We want to extend a warm welcome to all the new members of the Social Science Computing Cooperative, whether you’re a new faculty member, staff member, or graduate student who will use our resources for research, or an undergraduate taking a class that uses SSCC resources.
What is the SSCC?
The SSCC provides servers, software, training, and consulting to support researchers (and future researchers) who do statistical analysis. If you didn’t attend an orientation session, feel free to email the SSCC Help Desk, tell us about yourself, and ask what we can do for you.
What is SSCC News?
SSCC News is one of our main ways of getting information to our members. It comes out about once every two months. Please look over the email when you get it and then read the articles that will affect you.
If you’d rather not receive SSCC News, email email@example.com and they can take care of that for you. If you’re no longer interested in SSCC News because you no longer use your SSCC account, they can close it for you.
SSCC’s fall training is underway, but it’s not too late to learn Stata or R, including reviews of regression in both languages.
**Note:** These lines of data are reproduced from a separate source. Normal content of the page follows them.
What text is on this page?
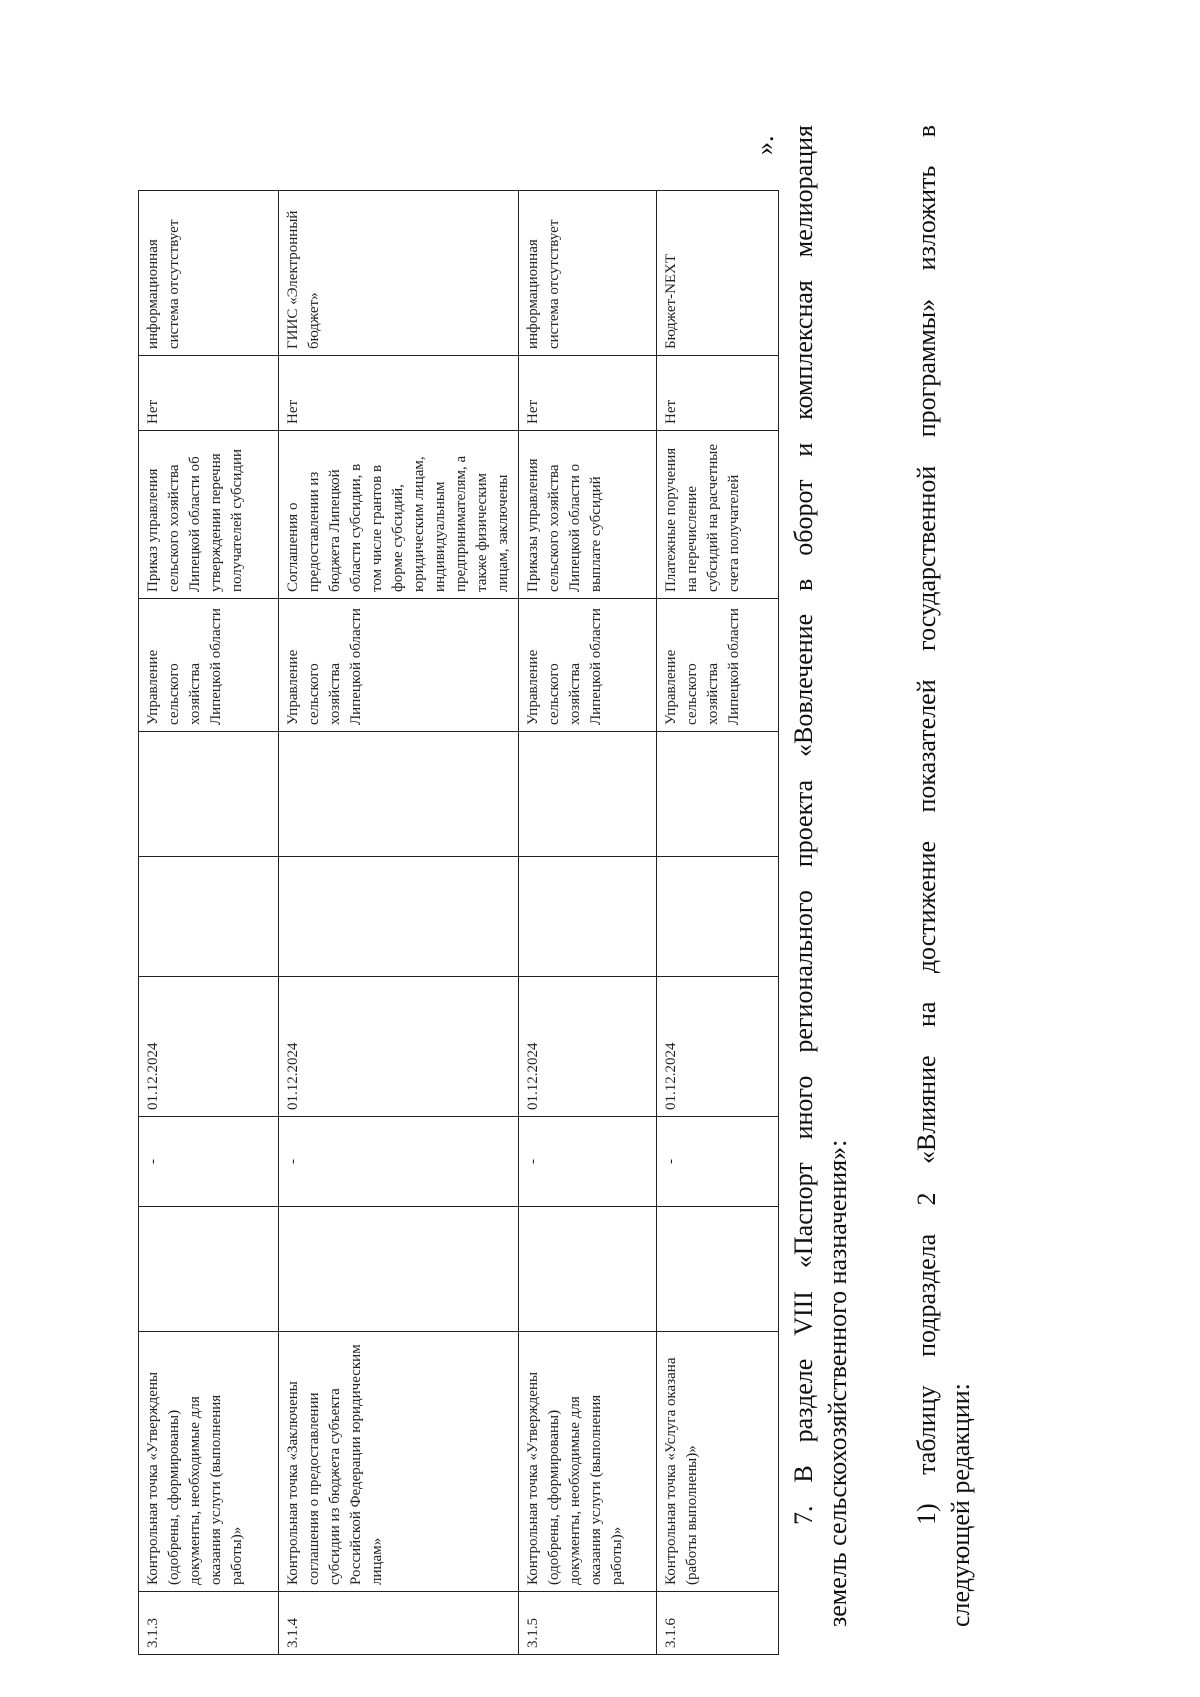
3.1.3	Контрольная точка «Утверждены (одобрены, сформированы) документы, необходимые для оказания услуги (выполнения работы)»		-	01.12.2024			Управление сельского хозяйства Липецкой области	Приказ управления сельского хозяйства Липецкой области об утверждении перечня получателей субсидии	Нет	информационная система отсутствует
3.1.4	Контрольная точка «Заключены соглашения о предоставлении субсидии из бюджета субъекта Российской Федерации юридическим лицам»		-	01.12.2024			Управление сельского хозяйства Липецкой области	Соглашения о предоставлении из бюджета Липецкой области субсидии, в том числе грантов в форме субсидий, юридическим лицам, индивидуальным предпринимателям, а также физическим лицам, заключены	Нет	ГИИС «Электронный бюджет»
3.1.5	Контрольная точка «Утверждены (одобрены, сформированы) документы, необходимые для оказания услуги (выполнения работы)»		-	01.12.2024			Управление сельского хозяйства Липецкой области	Приказы управления сельского хозяйства Липецкой области о выплате субсидий	Нет	информационная система отсутствует
3.1.6	Контрольная точка «Услуга оказана (работы выполнены)»		-	01.12.2024			Управление сельского хозяйства Липецкой области	Платежные поручения на перечисление субсидий на расчетные счета получателей	Нет	Бюджет-NEXT
». 7. В разделе VIII «Паспорт иного регионального проекта «Вовлечение в оборот и комплексная мелиорация земель сельскохозяйственного назначения»: 1) таблицу подраздела 2 «Влияние на достижение показателей государственной программы» изложить в следующей редакции:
We also have a lot of workshops that will be of interest to veteran researchers:
- Learn to run jobs on SSCC’s Linux servers, where they’ll have much more computing power and can run for days or weeks if needed
- Use Globus to move data into Silo
- Loops make writing code much, much faster by eliminating repetition. We’ll teach you how to use them in R or Stata.
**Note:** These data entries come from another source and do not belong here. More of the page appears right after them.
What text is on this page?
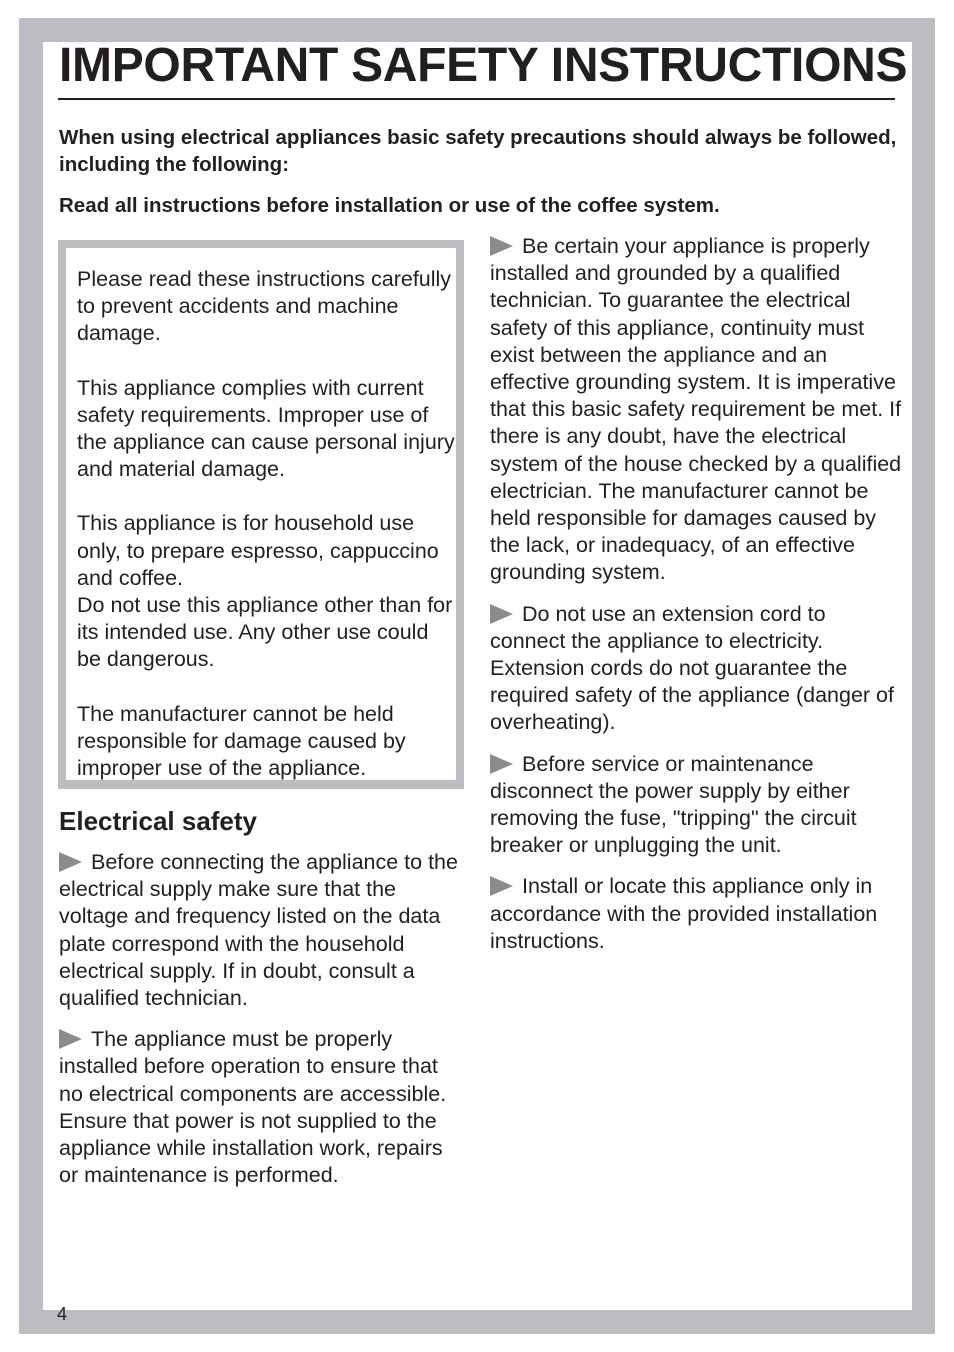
IMPORTANT SAFETY INSTRUCTIONS

When using electrical appliances basic safety precautions should always be followed, including the following:

Read all instructions before installation or use of the coffee system.

Please read these instructions carefully to prevent accidents and machine damage.

This appliance complies with current safety requirements. Improper use of the appliance can cause personal injury and material damage.

This appliance is for household use only, to prepare espresso, cappuccino and coffee.

Do not use this appliance other than for its intended use. Any other use could be dangerous.

The manufacturer cannot be held responsible for damage caused by improper use of the appliance.

Electrical safety

Before connecting the appliance to the electrical supply make sure that the voltage and frequency listed on the data plate correspond with the household electrical supply. If in doubt, consult a qualified technician.

The appliance must be properly installed before operation to ensure that no electrical components are accessible. Ensure that power is not supplied to the appliance while installation work, repairs or maintenance is performed.

Be certain your appliance is properly installed and grounded by a qualified technician. To guarantee the electrical safety of this appliance, continuity must exist between the appliance and an effective grounding system. It is imperative that this basic safety requirement be met. If there is any doubt, have the electrical system of the house checked by a qualified electrician. The manufacturer cannot be held responsible for damages caused by the lack, or inadequacy, of an effective grounding system.

Do not use an extension cord to connect the appliance to electricity. Extension cords do not guarantee the required safety of the appliance (danger of overheating).

Before service or maintenance disconnect the power supply by either removing the fuse, "tripping" the circuit breaker or unplugging the unit.

Install or locate this appliance only in accordance with the provided installation instructions.

4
- Shiny allows you to make interactive data visualizations for the web using R (like the COVID-19 dashboards we’ve all spent too much time staring at). Think Tableau, but free.
- Learn to collect data directly from the web using R with web scraping
- Stata 17 has new tools for tables that are much more flexible than esttab or outreg2
- Multiple Imputation of missing data is not a technique we particularly recommend as it’s a ton of work and easy to get wrong, but in this grad-student-requested workshop we’ll help you get it right
Visit the training page for details and to register.
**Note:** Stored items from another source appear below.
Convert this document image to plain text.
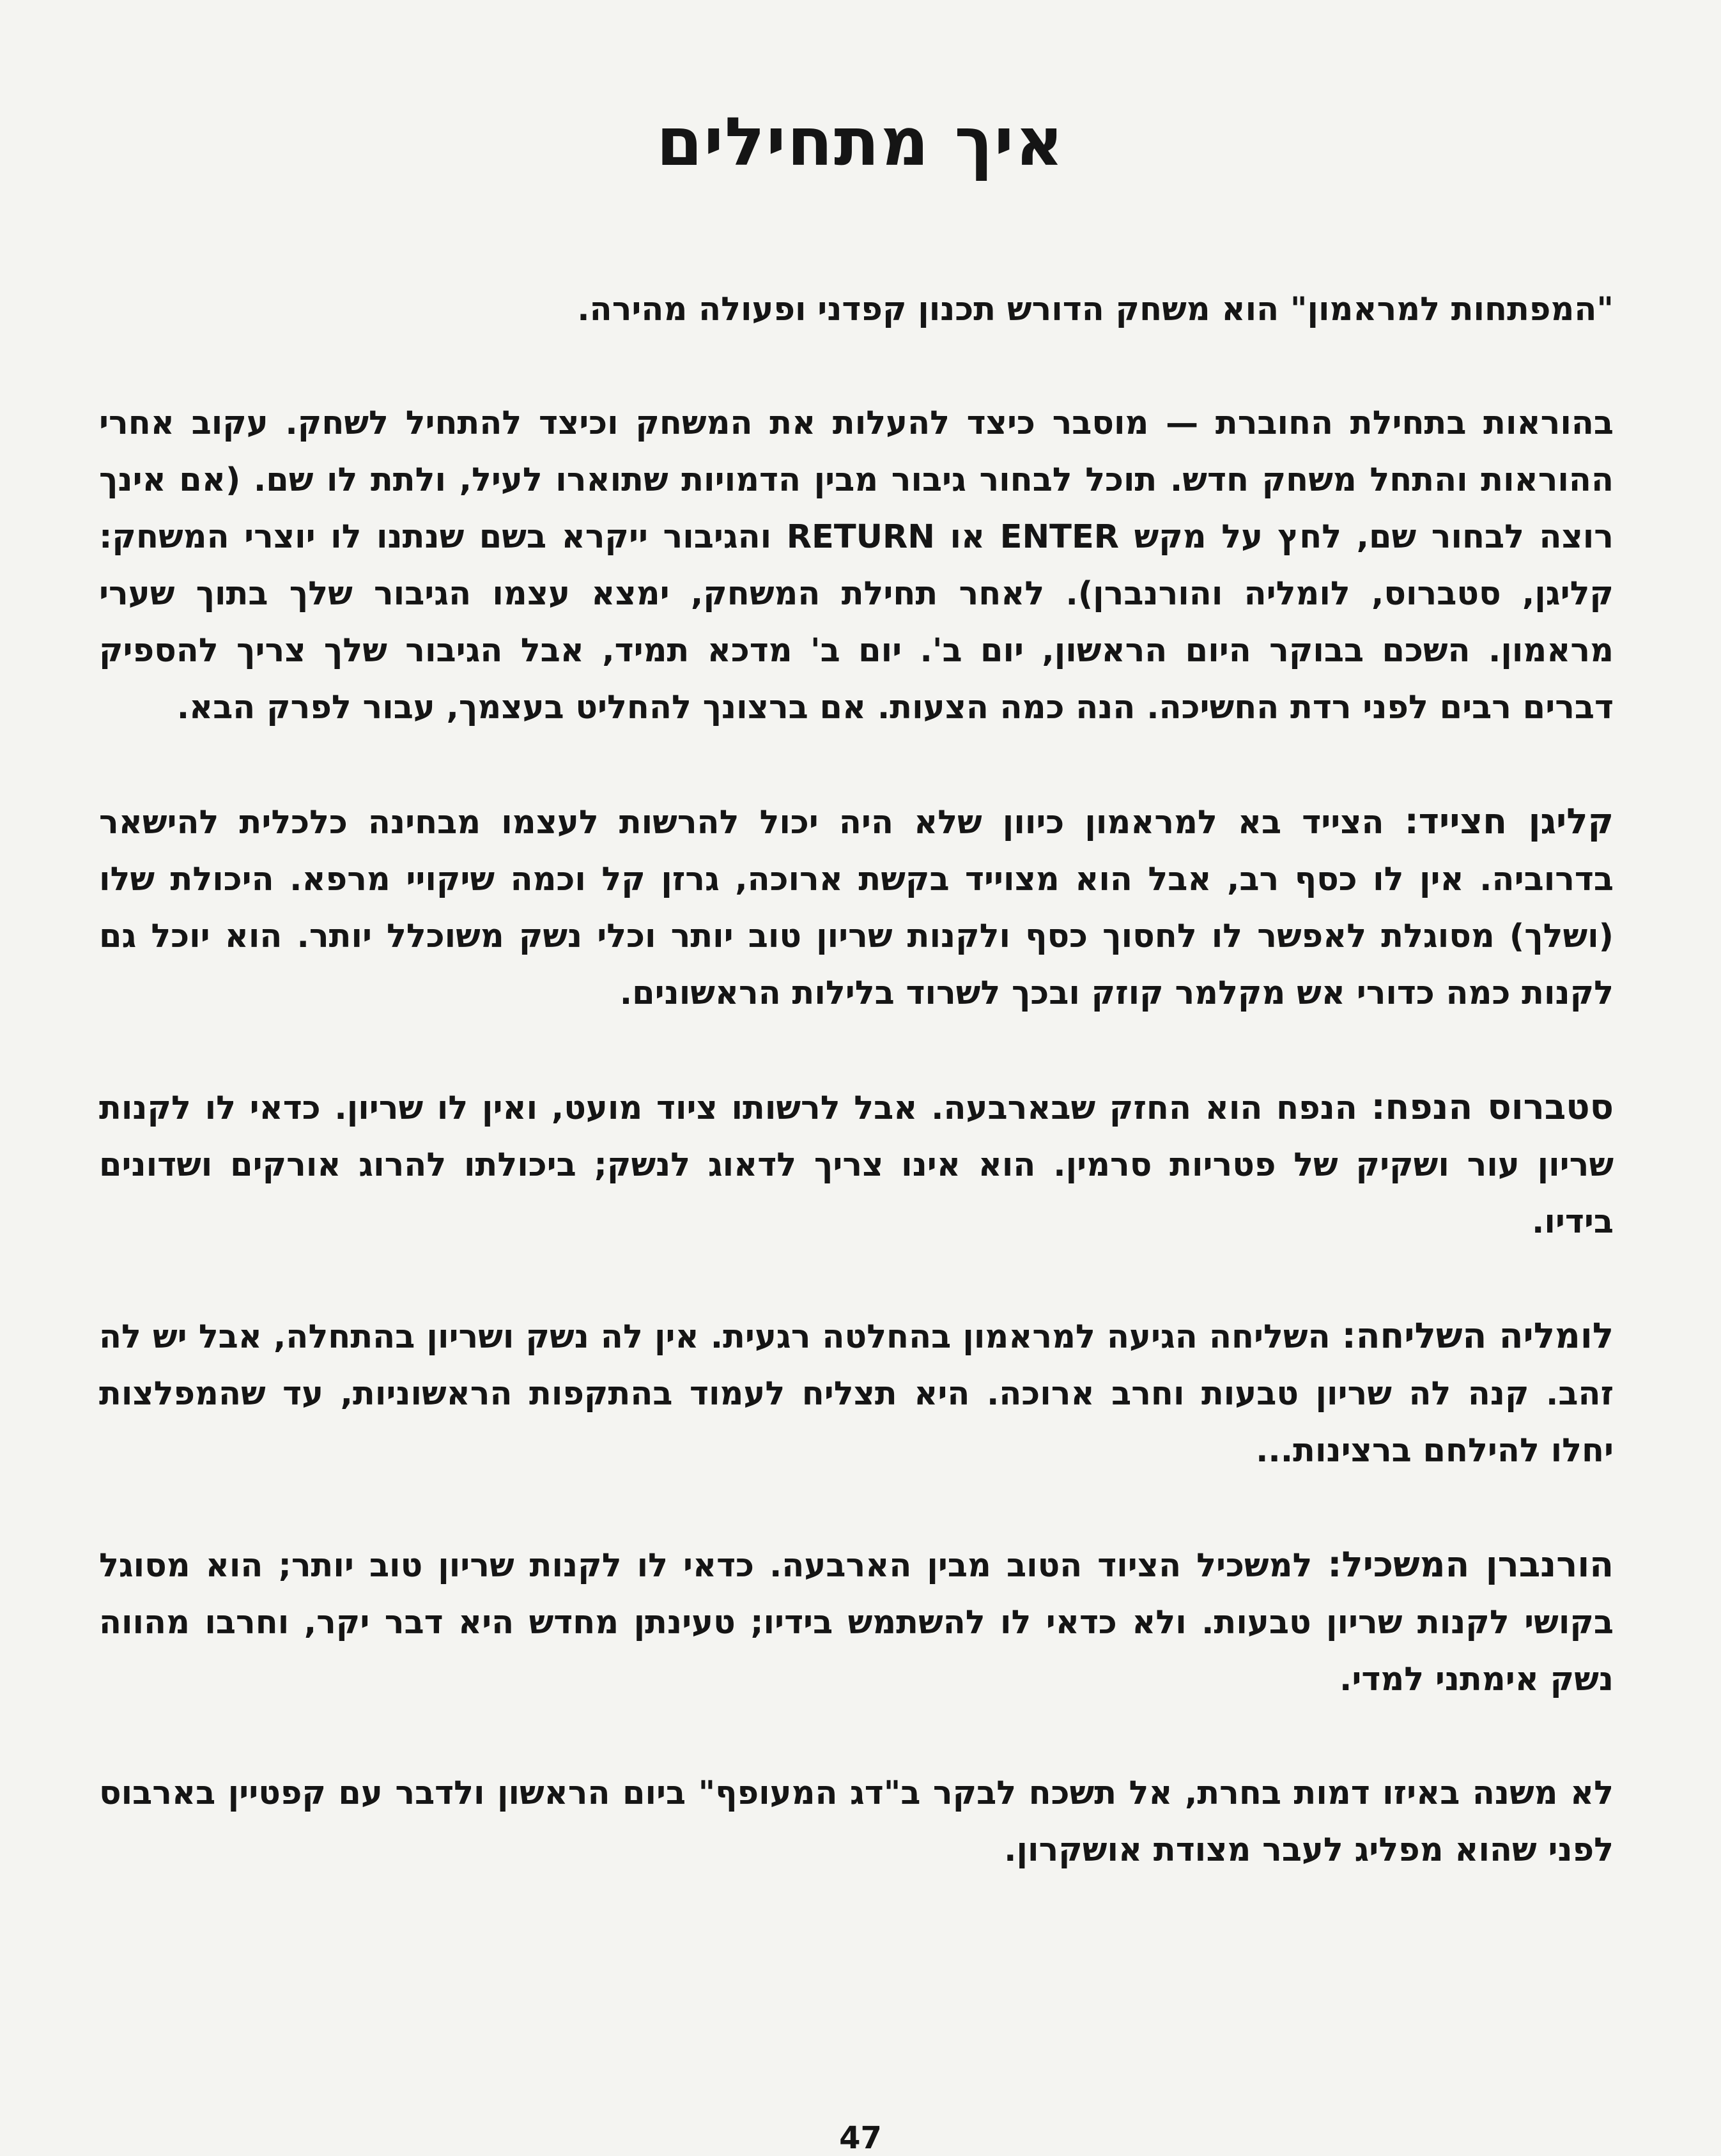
איך מתחילים

"המפתחות למראמון" הוא משחק הדורש תכנון קפדני ופעולה מהירה.

בהוראות בתחילת החוברת — מוסבר כיצד להעלות את המשחק וכיצד להתחיל לשחק. עקוב אחרי ההוראות והתחל משחק חדש. תוכל לבחור גיבור מבין הדמויות שתוארו לעיל, ולתת לו שם. (אם אינך רוצה לבחור שם, לחץ על מקש ENTER או RETURN והגיבור ייקרא בשם שנתנו לו יוצרי המשחק: קליגן, סטברוס, לומליה והורנברן). לאחר תחילת המשחק, ימצא עצמו הגיבור שלך בתוך שערי מראמון. השכם בבוקר היום הראשון, יום ב'. יום ב' מדכא תמיד, אבל הגיבור שלך צריך להספיק דברים רבים לפני רדת החשיכה. הנה כמה הצעות. אם ברצונך להחליט בעצמך, עבור לפרק הבא.

קליגן חצייד: הצייד בא למראמון כיוון שלא היה יכול להרשות לעצמו מבחינה כלכלית להישאר בדרוביה. אין לו כסף רב, אבל הוא מצוייד בקשת ארוכה, גרזן קל וכמה שיקויי מרפא. היכולת שלו (ושלך) מסוגלת לאפשר לו לחסוך כסף ולקנות שריון טוב יותר וכלי נשק משוכלל יותר. הוא יוכל גם לקנות כמה כדורי אש מקלמר קוזק ובכך לשרוד בלילות הראשונים.

סטברוס הנפח: הנפח הוא החזק שבארבעה. אבל לרשותו ציוד מועט, ואין לו שריון. כדאי לו לקנות שריון עור ושקיק של פטריות סרמין. הוא אינו צריך לדאוג לנשק; ביכולתו להרוג אורקים ושדונים בידיו.

לומליה השליחה: השליחה הגיעה למראמון בהחלטה רגעית. אין לה נשק ושריון בהתחלה, אבל יש לה זהב. קנה לה שריון טבעות וחרב ארוכה. היא תצליח לעמוד בהתקפות הראשוניות, עד שהמפלצות יחלו להילחם ברצינות...

הורנברן המשכיל: למשכיל הציוד הטוב מבין הארבעה. כדאי לו לקנות שריון טוב יותר; הוא מסוגל בקושי לקנות שריון טבעות. ולא כדאי לו להשתמש בידיו; טעינתן מחדש היא דבר יקר, וחרבו מהווה נשק אימתני למדי.

לא משנה באיזו דמות בחרת, אל תשכח לבקר ב"דג המעופף" ביום הראשון ולדבר עם קפטיין בארבוס לפני שהוא מפליג לעבר מצודת אושקרון.

47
As part of the SSCC’s summer update, we installed PyCharm on all of the SSCC’s interactive servers. PyCharm is a powerful development environment for writing Python code. It is comparable to Spyder, but more sophisticated. While Jupyter Notebooks are an excellent tool for teaching, communicating results, and simple tasks, for tasks of even moderate complexity we suggest writing your code in something like PyCharm.
In other Python news, security researchers recently identified eight malicious Python packages in the popular PyPI repository (the default source used by conda and pip). Six of them were designed to steal the personal information of the programmer who downloaded them, but two were designed to infect any computer the resulting code was run on. In principle similar things could be done with R’s CRAN or Bioconductor repositories or Stata’s SSC library, but they are smaller and less rewarding targets.
Installing well-known Python packages, like PyTorch or scikit-learn, is reasonably safe. But if you’re thinking about installing something that’s off the beaten path, please take a few minutes first to google it and make sure it comes from a reputable source.
Ars Technica has more information about the incident.